How to Reveal Their Name
If you see someone labeled as “LinkedIn member” instead of their name, here are some tips to reconnect and reveal their proper name and profile:
- If it’s a former connection, re-establish the connection through LinkedIn. This will prompt them to share their updated name.
- If it’s someone you know offline, send them a LinkedIn connection request.
- If it’s someone you met through a group or online, messaging them first can open the door to connecting.
- You can also ask the person who referred you to their profile to make an introduction.
However, always respect it if someone prefers to keep their name private. Don’t try to reveal their identity if they clearly want to remain anonymous.
Why LinkedIn Uses “Member”
You may wonder why LinkedIn uses the vague label “member” rather than something like “private user”. There are a few reasons for this:
- It relates to LinkedIn’s mission of connecting professionals. Calling someone a “member” reinforces the idea of an interconnected community.

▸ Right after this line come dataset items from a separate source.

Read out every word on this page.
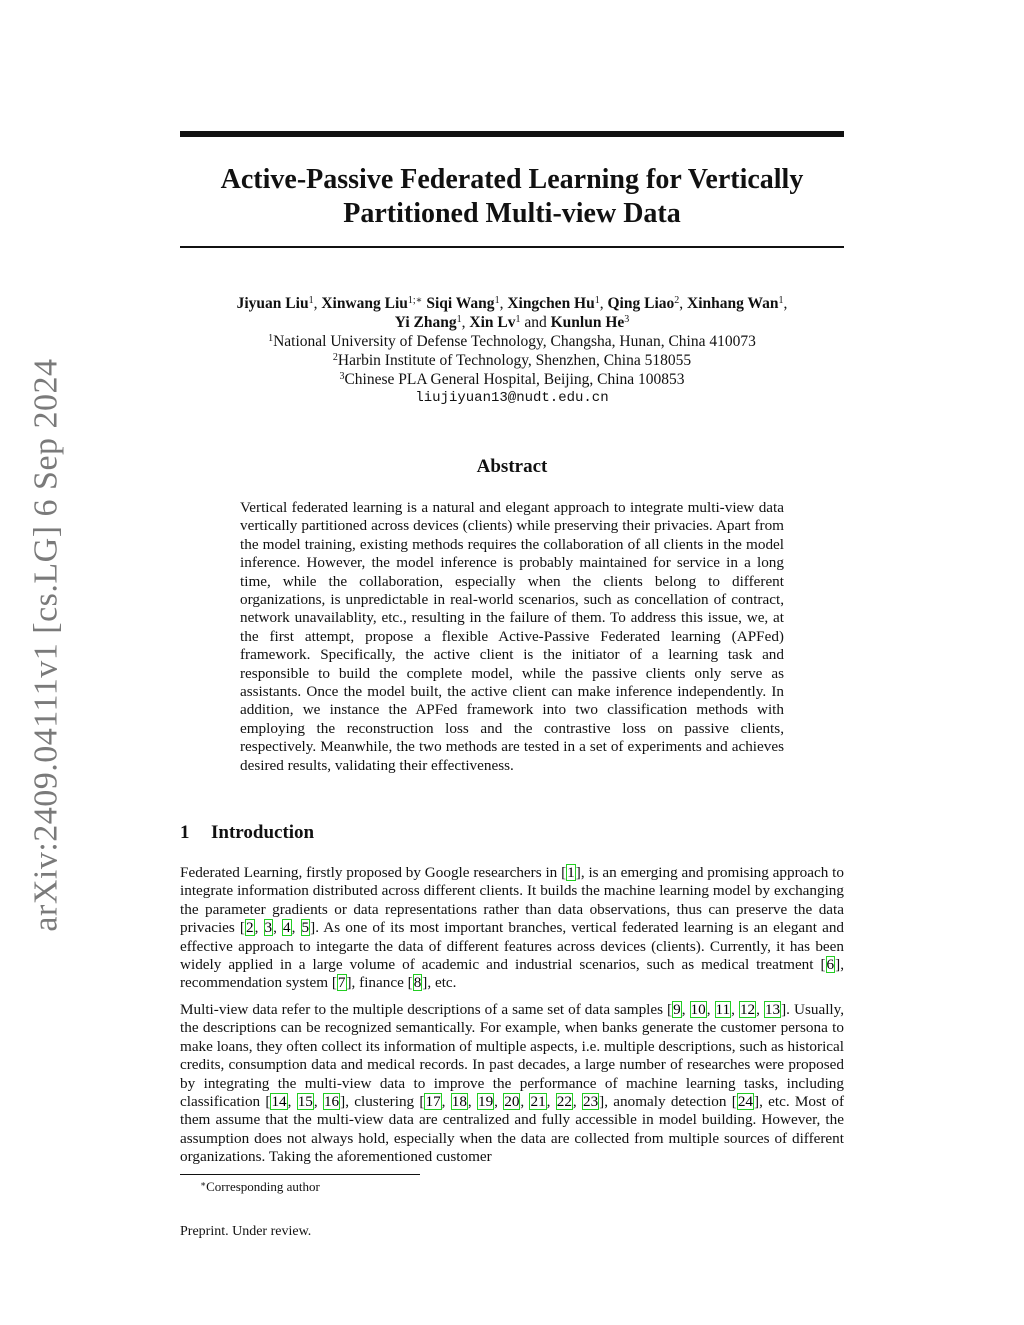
arXiv:2409.04111v1 [cs.LG] 6 Sep 2024
Active-Passive Federated Learning for Vertically
Partitioned Multi-view Data
Jiyuan Liu$^1$, Xinwang Liu$^{1;∗}$ Siqi Wang$^1$, Xingchen Hu$^1$, Qing Liao$^2$, Xinhang Wan$^1$,
Yi Zhang$^1$, Xin Lv$^1$ and Kunlun He$^3$
$^1$National University of Defense Technology, Changsha, Hunan, China 410073
$^2$Harbin Institute of Technology, Shenzhen, China 518055
$^3$Chinese PLA General Hospital, Beijing, China 100853
liujiyuan13@nudt.edu.cn
Abstract

Vertical federated learning is a natural and elegant approach to integrate multi-view data vertically partitioned across devices (clients) while preserving their privacies. Apart from the model training, existing methods requires the collaboration of all clients in the model inference. However, the model inference is probably maintained for service in a long time, while the collaboration, especially when the clients belong to different organizations, is unpredictable in real-world scenarios, such as concellation of contract, network unavailablity, etc., resulting in the failure of them. To address this issue, we, at the first attempt, propose a flexible Active-Passive Federated learning (APFed) framework. Specifically, the active client is the initiator of a learning task and responsible to build the complete model, while the passive clients only serve as assistants. Once the model built, the active client can make inference independently. In addition, we instance the APFed framework into two classification methods with employing the reconstruction loss and the contrastive loss on passive clients, respectively. Meanwhile, the two methods are tested in a set of experiments and achieves desired results, validating their effectiveness.

1 Introduction

Federated Learning, firstly proposed by Google researchers in [1], is an emerging and promising approach to integrate information distributed across different clients. It builds the machine learning model by exchanging the parameter gradients or data representations rather than data observations, thus can preserve the data privacies [2, 3, 4, 5]. As one of its most important branches, vertical federated learning is an elegant and effective approach to integarte the data of different features across devices (clients). Currently, it has been widely applied in a large volume of academic and industrial scenarios, such as medical treatment [6], recommendation system [7], finance [8], etc.

Multi-view data refer to the multiple descriptions of a same set of data samples [9, 10, 11, 12, 13]. Usually, the descriptions can be recognized semantically. For example, when banks generate the customer persona to make loans, they often collect its information of multiple aspects, i.e. multiple descriptions, such as historical credits, consumption data and medical records. In past decades, a large number of researches were proposed by integrating the multi-view data to improve the performance of machine learning tasks, including classification [14, 15, 16], clustering [17, 18, 19, 20, 21, 22, 23], anomaly detection [24], etc. Most of them assume that the multi-view data are centralized and fully accessible in model building. However, the assumption does not always hold, especially when the data are collected from multiple sources of different organizations. Taking the aforementioned customer

∗Corresponding author
Preprint. Under review.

- “Member” sounds more natural and conversational than the more aloof “user” term.
- The word “member” enhances a feeling of exclusivity, since it implies belonging to a selective professional network.
“LinkedIn member” allows the company to obscure identities while still retaining a human, approachable feel. This balances privacy and user experience on the platform.
Is “LinkedIn Member” Bad?
Seeing “LinkedIn member” instead of someone’s real name isn’t necessarily a bad thing. Here are some reasons it can be beneficial:
- It enables privacy and security for those wanting to control their online identity.
- It fosters discerning connections based on substance, rather than name recognition alone.
- It encourages getting to know people gradually through groups before linking profiles.
- It reduces unsolicited outreach from strangers.
For recruiters or sales professionals, it also emphasizes focusing on the individual first, not just targeting their company or title. Overall, the “LinkedIn member” placeholder upholds values like privacy, security and quality connections that benefit the entire LinkedIn community.
If you see “LinkedIn member” instead of a name and want to troubleshoot, here are some things to try:
- Confirm you are logged into your LinkedIn account. You can’t see full profiles when logged out.
- Make sure you have a current direct connection established with the person.
- Check that your LinkedIn app and profile are up to date.
- Consider if the member restricted access to their profile after previously connecting.
- Reset the app and clear cookies/cache if display issues persist.
Overall, the “LinkedIn member” placeholder is nothing to worry about. It’s simply LinkedIn’s way of balancing visibility with privacy. With a few troubleshooting tips, you can easily get back to viewing full names and profiles.